The team was also intrigued by a handful of published studies showing that various inflammatory signaling cascades can induce pericyte MMP-9 expression.
"The problem is that, like pericytes, MMPs are hard to study in vivo--most of what we know about them is from studies on cultured cells or extracted brains," said Underly. "We wanted to probe this process in live animals so we could see the spatiotemporal relationship between pericytes and MMP activation in vivo--in the acute stroke time frame."
To do this, the team combined several novel tools to create a unique study protocol using transgenic mice, two-photon fluorescent microscopy, and a fluorescent gelatin-based reporter of MMPs that only one other research group had ever used to study the intact brain.
The researchers also used photothrombosis to block blood flow in a small area of the capillary bed and imaged transgenic mouse lines expressing bright fluorescent reporters specifically in the pericytes to clearly identify them.
"The successful combination of technologies is certainly one of the innovations of this project," said Shih. "It's the first study to combine these tools to look at the relationship among pericytes, MMP activity, and BBB leakage in ischemia."

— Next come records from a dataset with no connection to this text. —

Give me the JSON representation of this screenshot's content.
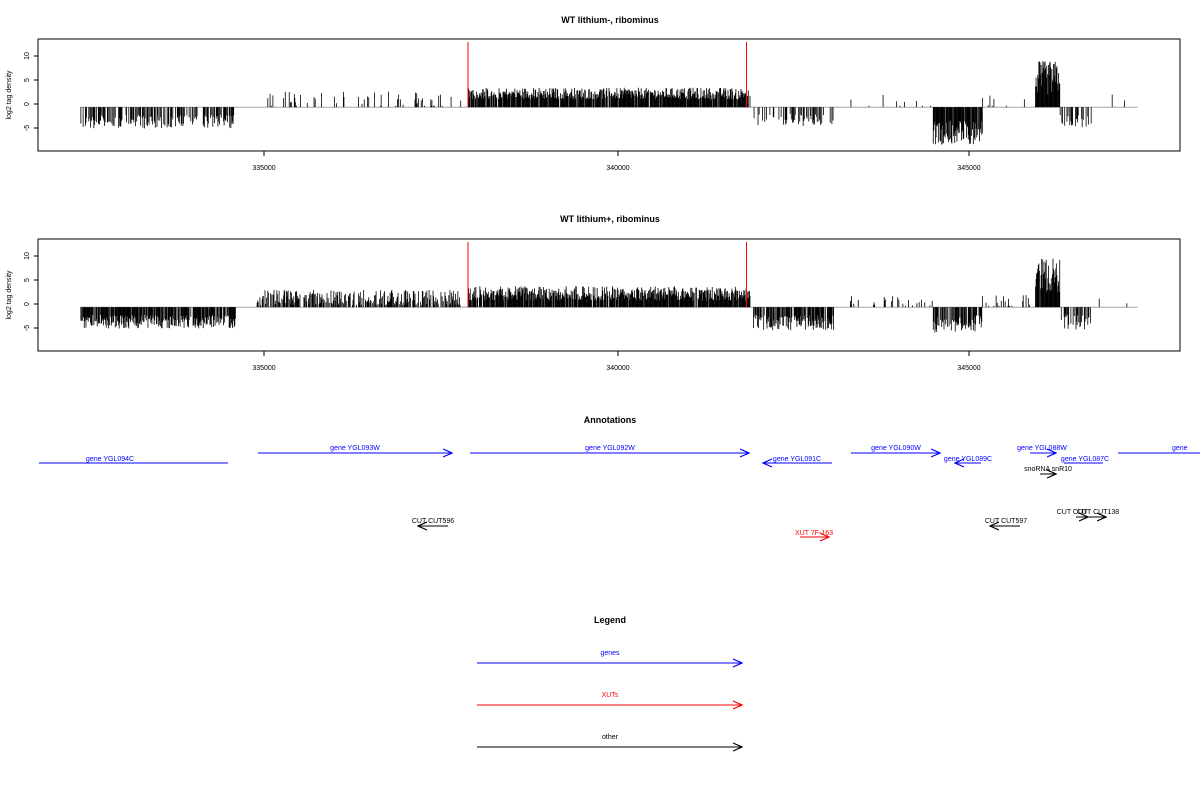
{
  "panels": [
    {
      "title": "WT lithium-, ribominus",
      "ylabel": "log2 tag density",
      "yticks": [
        "-5",
        "0",
        "5",
        "10"
      ],
      "xticks": [
        "335000",
        "340000",
        "345000"
      ]
    },
    {
      "title": "WT lithium+, ribominus",
      "ylabel": "log2 tag density",
      "yticks": [
        "-5",
        "0",
        "5",
        "10"
      ],
      "xticks": [
        "335000",
        "340000",
        "345000"
      ]
    }
  ],
  "annotations": {
    "title": "Annotations",
    "features": [
      {
        "label": "gene YGL094C",
        "start": 332000,
        "end": 334700,
        "strand": "-",
        "kind": "gene",
        "color": "#0000ff"
      },
      {
        "label": "gene YGL093W",
        "start": 334900,
        "end": 337700,
        "strand": "+",
        "kind": "gene",
        "color": "#0000ff"
      },
      {
        "label": "gene YGL092W",
        "start": 337900,
        "end": 341850,
        "strand": "+",
        "kind": "gene",
        "color": "#0000ff"
      },
      {
        "label": "gene YGL091C",
        "start": 342000,
        "end": 343000,
        "strand": "-",
        "kind": "gene",
        "color": "#0000ff"
      },
      {
        "label": "gene YGL090W",
        "start": 343300,
        "end": 344600,
        "strand": "+",
        "kind": "gene",
        "color": "#0000ff"
      },
      {
        "label": "gene YGL089C",
        "start": 344850,
        "end": 345200,
        "strand": "-",
        "kind": "gene",
        "color": "#0000ff"
      },
      {
        "label": "gene YGL088W",
        "start": 345800,
        "end": 346200,
        "strand": "+",
        "kind": "gene",
        "color": "#0000ff"
      },
      {
        "label": "gene YGL087C",
        "start": 346100,
        "end": 346700,
        "strand": "-",
        "kind": "gene",
        "color": "#0000ff"
      },
      {
        "label": "gene",
        "start": 346800,
        "end": 348000,
        "strand": "+",
        "kind": "gene",
        "color": "#0000ff"
      },
      {
        "label": "snoRNA snR10",
        "start": 345800,
        "end": 346100,
        "strand": "+",
        "kind": "other",
        "color": "#000000"
      },
      {
        "label": "CUT CUT596",
        "start": 337300,
        "end": 337750,
        "strand": "-",
        "kind": "other",
        "color": "#000000"
      },
      {
        "label": "CUT CUT597",
        "start": 345250,
        "end": 345700,
        "strand": "-",
        "kind": "other",
        "color": "#000000"
      },
      {
        "label": "CUT CUT138",
        "start": 346300,
        "end": 346500,
        "strand": "+",
        "kind": "other",
        "color": "#000000"
      },
      {
        "label": "CUT CUT",
        "start": 346350,
        "end": 346700,
        "strand": "+",
        "kind": "other",
        "color": "#000000"
      },
      {
        "label": "XUT 7F-163",
        "start": 342550,
        "end": 342950,
        "strand": "+",
        "kind": "xut",
        "color": "#ff0000"
      }
    ]
  },
  "legend": {
    "title": "Legend",
    "items": [
      {
        "label": "genes",
        "color": "#0000ff"
      },
      {
        "label": "XUTs",
        "color": "#ff0000"
      },
      {
        "label": "other",
        "color": "#000000"
      }
    ]
  },
  "chart_data": [
    {
      "type": "bar",
      "title": "WT lithium-, ribominus",
      "xlabel": "",
      "ylabel": "log2 tag density",
      "xlim": [
        331800,
        348000
      ],
      "ylim": [
        -9,
        14
      ],
      "xticks": [
        335000,
        340000,
        345000
      ],
      "yticks": [
        -5,
        0,
        5,
        10
      ],
      "reference_lines_x": [
        337900,
        341850
      ],
      "reference_color": "#ff0000",
      "segments": [
        {
          "start": 332400,
          "end": 334600,
          "mean": -3.0,
          "jitter": 1.4,
          "sign": -1,
          "density": 0.55
        },
        {
          "start": 334900,
          "end": 337800,
          "mean": 1.5,
          "jitter": 1.8,
          "sign": 1,
          "density": 0.14
        },
        {
          "start": 337900,
          "end": 341900,
          "mean": 2.8,
          "jitter": 1.2,
          "sign": 1,
          "density": 0.9
        },
        {
          "start": 341950,
          "end": 343100,
          "mean": -2.6,
          "jitter": 1.3,
          "sign": -1,
          "density": 0.4
        },
        {
          "start": 343300,
          "end": 344500,
          "mean": 1.2,
          "jitter": 1.4,
          "sign": 1,
          "density": 0.06
        },
        {
          "start": 344500,
          "end": 345200,
          "mean": -5.2,
          "jitter": 2.5,
          "sign": -1,
          "density": 0.95
        },
        {
          "start": 345200,
          "end": 345900,
          "mean": 1.0,
          "jitter": 1.5,
          "sign": 1,
          "density": 0.1
        },
        {
          "start": 345950,
          "end": 346300,
          "mean": 6.0,
          "jitter": 3.5,
          "sign": 1,
          "density": 0.98
        },
        {
          "start": 346300,
          "end": 346750,
          "mean": -2.8,
          "jitter": 1.4,
          "sign": -1,
          "density": 0.45
        },
        {
          "start": 346750,
          "end": 347400,
          "mean": 1.4,
          "jitter": 1.3,
          "sign": 1,
          "density": 0.03
        }
      ]
    },
    {
      "type": "bar",
      "title": "WT lithium+, ribominus",
      "xlabel": "",
      "ylabel": "log2 tag density",
      "xlim": [
        331800,
        348000
      ],
      "ylim": [
        -9,
        14
      ],
      "xticks": [
        335000,
        340000,
        345000
      ],
      "yticks": [
        -5,
        0,
        5,
        10
      ],
      "reference_lines_x": [
        337900,
        341850
      ],
      "reference_color": "#ff0000",
      "segments": [
        {
          "start": 332400,
          "end": 334600,
          "mean": -3.0,
          "jitter": 1.4,
          "sign": -1,
          "density": 0.85
        },
        {
          "start": 334900,
          "end": 337800,
          "mean": 2.0,
          "jitter": 1.6,
          "sign": 1,
          "density": 0.6
        },
        {
          "start": 337900,
          "end": 341900,
          "mean": 2.8,
          "jitter": 1.5,
          "sign": 1,
          "density": 0.92
        },
        {
          "start": 341950,
          "end": 343100,
          "mean": -3.2,
          "jitter": 1.6,
          "sign": -1,
          "density": 0.75
        },
        {
          "start": 343300,
          "end": 344500,
          "mean": 1.3,
          "jitter": 1.0,
          "sign": 1,
          "density": 0.2
        },
        {
          "start": 344500,
          "end": 345200,
          "mean": -3.4,
          "jitter": 1.8,
          "sign": -1,
          "density": 0.7
        },
        {
          "start": 345200,
          "end": 345900,
          "mean": 1.3,
          "jitter": 1.2,
          "sign": 1,
          "density": 0.18
        },
        {
          "start": 345950,
          "end": 346300,
          "mean": 6.5,
          "jitter": 3.5,
          "sign": 1,
          "density": 0.98
        },
        {
          "start": 346300,
          "end": 346750,
          "mean": -3.0,
          "jitter": 1.6,
          "sign": -1,
          "density": 0.55
        },
        {
          "start": 346750,
          "end": 347400,
          "mean": 1.2,
          "jitter": 1.0,
          "sign": 1,
          "density": 0.05
        }
      ]
    }
  ]
}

Their findings revealed that ischemia resulted in extremely rapid (within tens of minutes), localized activation of MMP-9 and plasma leakage. Furthermore, plasma leakage occurred preferentially where the pericyte somata adjoined the capillary wall--not homogeneously along the length of the capillaries as previously imagined by the group.
These results provide strong evidence that pericytes--normally protectors of the BBB--contribute to early BBB degradation during ischemic stroke.

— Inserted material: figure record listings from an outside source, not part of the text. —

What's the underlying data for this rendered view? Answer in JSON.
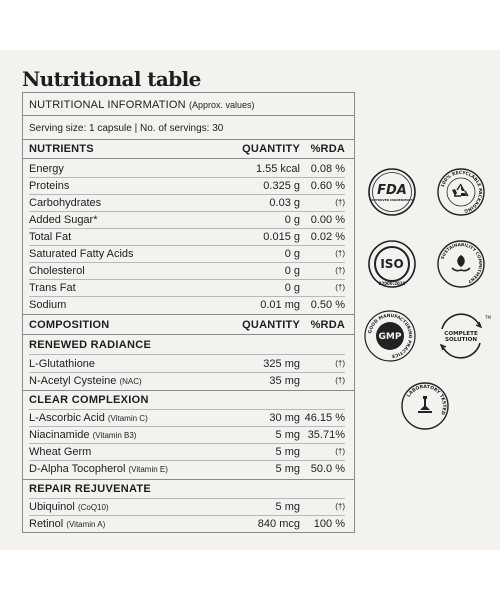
{
  "heading": "Nutritional table",
  "info": {
    "title": "NUTRITIONAL INFORMATION",
    "subtitle": "(Approx. values)"
  },
  "serving": "Serving size: 1 capsule | No. of servings: 30",
  "nutrients": {
    "headers": [
      "NUTRIENTS",
      "QUANTITY",
      "%RDA"
    ],
    "rows": [
      {
        "name": "Energy",
        "qty": "1.55 kcal",
        "rda": "0.08 %"
      },
      {
        "name": "Proteins",
        "qty": "0.325 g",
        "rda": "0.60 %"
      },
      {
        "name": "Carbohydrates",
        "qty": "0.03 g",
        "rda": "(†)"
      },
      {
        "name": "Added Sugar*",
        "qty": "0 g",
        "rda": "0.00 %"
      },
      {
        "name": "Total Fat",
        "qty": "0.015 g",
        "rda": "0.02 %"
      },
      {
        "name": "Saturated Fatty Acids",
        "qty": "0 g",
        "rda": "(†)"
      },
      {
        "name": "Cholesterol",
        "qty": "0 g",
        "rda": "(†)"
      },
      {
        "name": "Trans Fat",
        "qty": "0 g",
        "rda": "(†)"
      },
      {
        "name": "Sodium",
        "qty": "0.01 mg",
        "rda": "0.50 %"
      }
    ]
  },
  "composition": {
    "headers": [
      "COMPOSITION",
      "QUANTITY",
      "%RDA"
    ],
    "sections": [
      {
        "title": "RENEWED RADIANCE",
        "rows": [
          {
            "name": "L-Glutathione",
            "note": "",
            "qty": "325 mg",
            "rda": "(†)"
          },
          {
            "name": "N-Acetyl Cysteine",
            "note": "(NAC)",
            "qty": "35 mg",
            "rda": "(†)"
          }
        ]
      },
      {
        "title": "CLEAR COMPLEXION",
        "rows": [
          {
            "name": "L-Ascorbic Acid",
            "note": "(Vitamin C)",
            "qty": "30 mg",
            "rda": "46.15 %"
          },
          {
            "name": "Niacinamide",
            "note": "(Vitamin B3)",
            "qty": "5 mg",
            "rda": "35.71%"
          },
          {
            "name": "Wheat Germ",
            "note": "",
            "qty": "5 mg",
            "rda": "(†)"
          },
          {
            "name": "D-Alpha Tocopherol",
            "note": "(Vitamin E)",
            "qty": "5 mg",
            "rda": "50.0 %"
          }
        ]
      },
      {
        "title": "REPAIR REJUVENATE",
        "rows": [
          {
            "name": "Ubiquinol",
            "note": "(CoQ10)",
            "qty": "5 mg",
            "rda": "(†)"
          },
          {
            "name": "Retinol",
            "note": "(Vitamin A)",
            "qty": "840 mcg",
            "rda": "100 %"
          }
        ]
      }
    ]
  },
  "badges": {
    "fda": {
      "big": "FDA",
      "small": "APPROVED INGREDIENTS",
      "icon": "fda-badge-icon"
    },
    "recyclable": {
      "ring": "100% RECYCLABLE PACKAGING",
      "icon": "recycle-icon"
    },
    "iso": {
      "big": "ISO",
      "small": "22000:2018",
      "icon": "iso-badge-icon"
    },
    "sustainability": {
      "ring": "SUSTAINABILITY COMMITMENT",
      "icon": "leaf-hands-icon"
    },
    "gmp": {
      "big": "GMP",
      "ring": "GOOD MANUFACTURING PRACTICE",
      "icon": "gmp-badge-icon"
    },
    "complete": {
      "line1": "COMPLETE",
      "line2": "SOLUTION",
      "tm": "TM",
      "icon": "complete-solution-icon"
    },
    "lab": {
      "ring": "LABORATORY TESTED",
      "icon": "microscope-icon"
    }
  }
}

Using the new technology, the team did not have to extract and cut the brain and so did not lose the structure of the vasculature and blood flow.
"We had an intact system and could see where things were coming from and we were very surprised," said Shih. "I thought, 'I've been looking at this for years and I never knew that there was this beautiful co-localization.' It told us we were looking at something really interesting. The pericytes seem to nurture or damage the BBB depending on the conditions they're put in."
This discovery opens many directions for further study and could eventually lead to new therapeutic options for patients experiencing an acute stroke.
"The very rapid reaction we saw to ischemia is really important and provides clues to potential mechanisms by which MMPs may be up-regulated," explained Underly. "This is a future direction for our research--to define upstream regulators of this process that can be therapeutically targeted."
"The findings raise so many new research questions," said Shih. "For example, why do pericytes have so much MMP? What are they doing with it? What happens to pericytes days to weeks after an ischemic event? There's so much still to be understood about the acute phenomena--we're focused on that for now. In the future, we could look at later, post-injury, events to see what happens next in the life of the pericyte."
Indeed, in vivo cellular-level imaging research has a bright future.
"There's a renaissance happening with the development of new molecular tools to image and modify cell function in vivo," said Shih. "We're going to see a lot more integration between tool-makers and in vivo imaging groups in the next decade or two. There are going to be many more studies looking at the intact brain."
"It's important to fund projects like this because with in vivo imaging we're able to track exactly what happens when brain function breaks down," said Underly. "The disease state occurs in front of our eyes."